Choosing to introduce uncertainty is itself a decision.
Okay. There's nothing here that says there aren't choices made by people. This is talking about using dice or a game mechanic. So unless the choice is through dice... not the topic.
 

Charlaquin

Goblin Queen (She/Her/Hers)
Ok, obviously some people are taking issue with the terminology “disclaim decisions.” Personally, I don’t take issue with the term, but if I learned one thing from the jargon thread it’s that the wrong choice of terminology can completely ruin an otherwise useful theoretical framework for people. And I think that would be a shame to happen here because I think you’ve got something really interesting here and I would hate to see it dismissed over word choice.

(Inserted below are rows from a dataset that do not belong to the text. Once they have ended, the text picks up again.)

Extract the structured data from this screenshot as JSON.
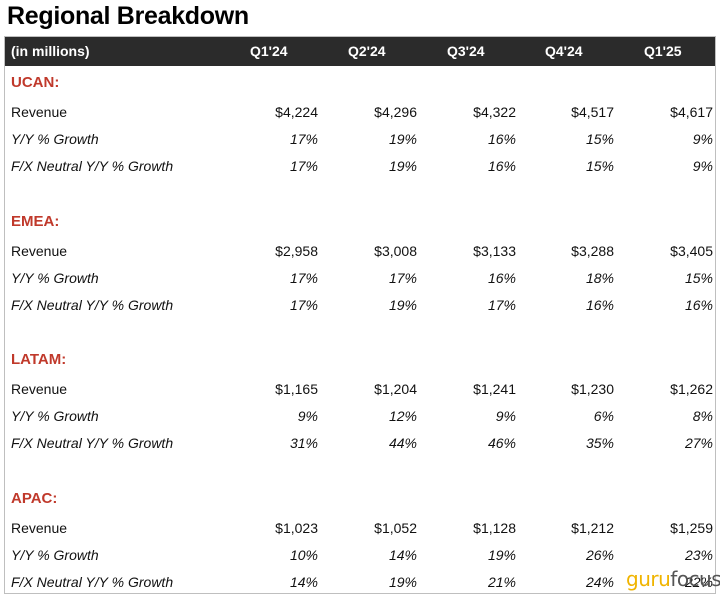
{
  "title": "Regional Breakdown",
  "header": {
    "unit_label": "(in millions)",
    "columns": [
      "Q1'24",
      "Q2'24",
      "Q3'24",
      "Q4'24",
      "Q1'25"
    ]
  },
  "colors": {
    "header_bg": "#2b2b2b",
    "section_title": "#c0392b",
    "logo_accent": "#f0b400"
  },
  "sections": [
    {
      "name": "UCAN:",
      "rows": [
        {
          "label": "Revenue",
          "values": [
            "$4,224",
            "$4,296",
            "$4,322",
            "$4,517",
            "$4,617"
          ]
        },
        {
          "label": "Y/Y % Growth",
          "values": [
            "17%",
            "19%",
            "16%",
            "15%",
            "9%"
          ]
        },
        {
          "label": "F/X Neutral Y/Y % Growth",
          "values": [
            "17%",
            "19%",
            "16%",
            "15%",
            "9%"
          ]
        }
      ]
    },
    {
      "name": "EMEA:",
      "rows": [
        {
          "label": "Revenue",
          "values": [
            "$2,958",
            "$3,008",
            "$3,133",
            "$3,288",
            "$3,405"
          ]
        },
        {
          "label": "Y/Y % Growth",
          "values": [
            "17%",
            "17%",
            "16%",
            "18%",
            "15%"
          ]
        },
        {
          "label": "F/X Neutral Y/Y % Growth",
          "values": [
            "17%",
            "19%",
            "17%",
            "16%",
            "16%"
          ]
        }
      ]
    },
    {
      "name": "LATAM:",
      "rows": [
        {
          "label": "Revenue",
          "values": [
            "$1,165",
            "$1,204",
            "$1,241",
            "$1,230",
            "$1,262"
          ]
        },
        {
          "label": "Y/Y % Growth",
          "values": [
            "9%",
            "12%",
            "9%",
            "6%",
            "8%"
          ]
        },
        {
          "label": "F/X Neutral Y/Y % Growth",
          "values": [
            "31%",
            "44%",
            "46%",
            "35%",
            "27%"
          ]
        }
      ]
    },
    {
      "name": "APAC:",
      "rows": [
        {
          "label": "Revenue",
          "values": [
            "$1,023",
            "$1,052",
            "$1,128",
            "$1,212",
            "$1,259"
          ]
        },
        {
          "label": "Y/Y % Growth",
          "values": [
            "10%",
            "14%",
            "19%",
            "26%",
            "23%"
          ]
        },
        {
          "label": "F/X Neutral Y/Y % Growth",
          "values": [
            "14%",
            "19%",
            "21%",
            "24%",
            "22%"
          ]
        }
      ]
    }
  ],
  "watermark": {
    "part1": "guru",
    "part2": "focus"
  }
}
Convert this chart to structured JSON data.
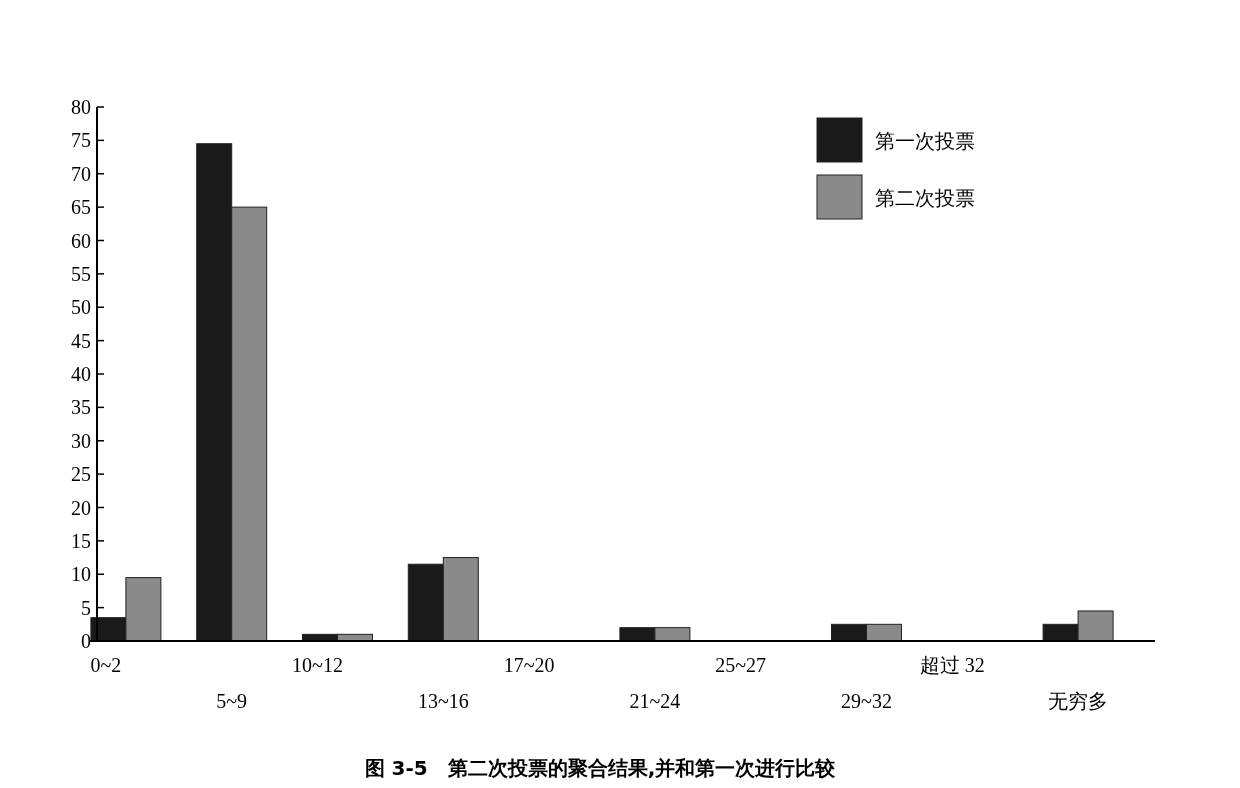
{
  "chart_data": {
    "type": "bar",
    "title": "图 3-5　第二次投票的聚合结果,并和第一次进行比较",
    "categories": [
      "0~2",
      "5~9",
      "10~12",
      "13~16",
      "17~20",
      "21~24",
      "25~27",
      "29~32",
      "超过 32",
      "无穷多"
    ],
    "series": [
      {
        "name": "第一次投票",
        "color": "#1a1a1a",
        "values": [
          3.5,
          74.5,
          1,
          11.5,
          0,
          2,
          0,
          2.5,
          0,
          2.5
        ]
      },
      {
        "name": "第二次投票",
        "color": "#8a8a8a",
        "values": [
          9.5,
          65,
          1,
          12.5,
          0,
          2,
          0,
          2.5,
          0,
          4.5
        ]
      }
    ],
    "ylim": [
      0,
      80
    ],
    "yticks": [
      0,
      5,
      10,
      15,
      20,
      25,
      30,
      35,
      40,
      45,
      50,
      55,
      60,
      65,
      70,
      75,
      80
    ],
    "grid": false,
    "legend": "top right"
  }
}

All that said, I adore this framework.

One thing that immediately strikes me is that I think this speaks to one of the major sources of disagreement on these boards: player-initiated rolls. Under this lens, we could frame player-initiated rolls as players wanting to use the dice to (for want of a better term) “disclaim a decision” - letting the result of the roll stand-in for a description of what specifically their character is doing to search the room or whatever. On the flip side, when the GM calls for a roll in response to a player-described action, the GM is “disclaiming the decision” of what the result of that action will be.

Something I wonder about is where random tables lie in this framework. By that I mean things like random encounter tables, treasure horde tables, random event tables, weather tables, etc, etc. They seem to combine elements of prompting for the DM with “disclaiming the decision” of what monster shows up, or what treasure the PCs find, or what have you.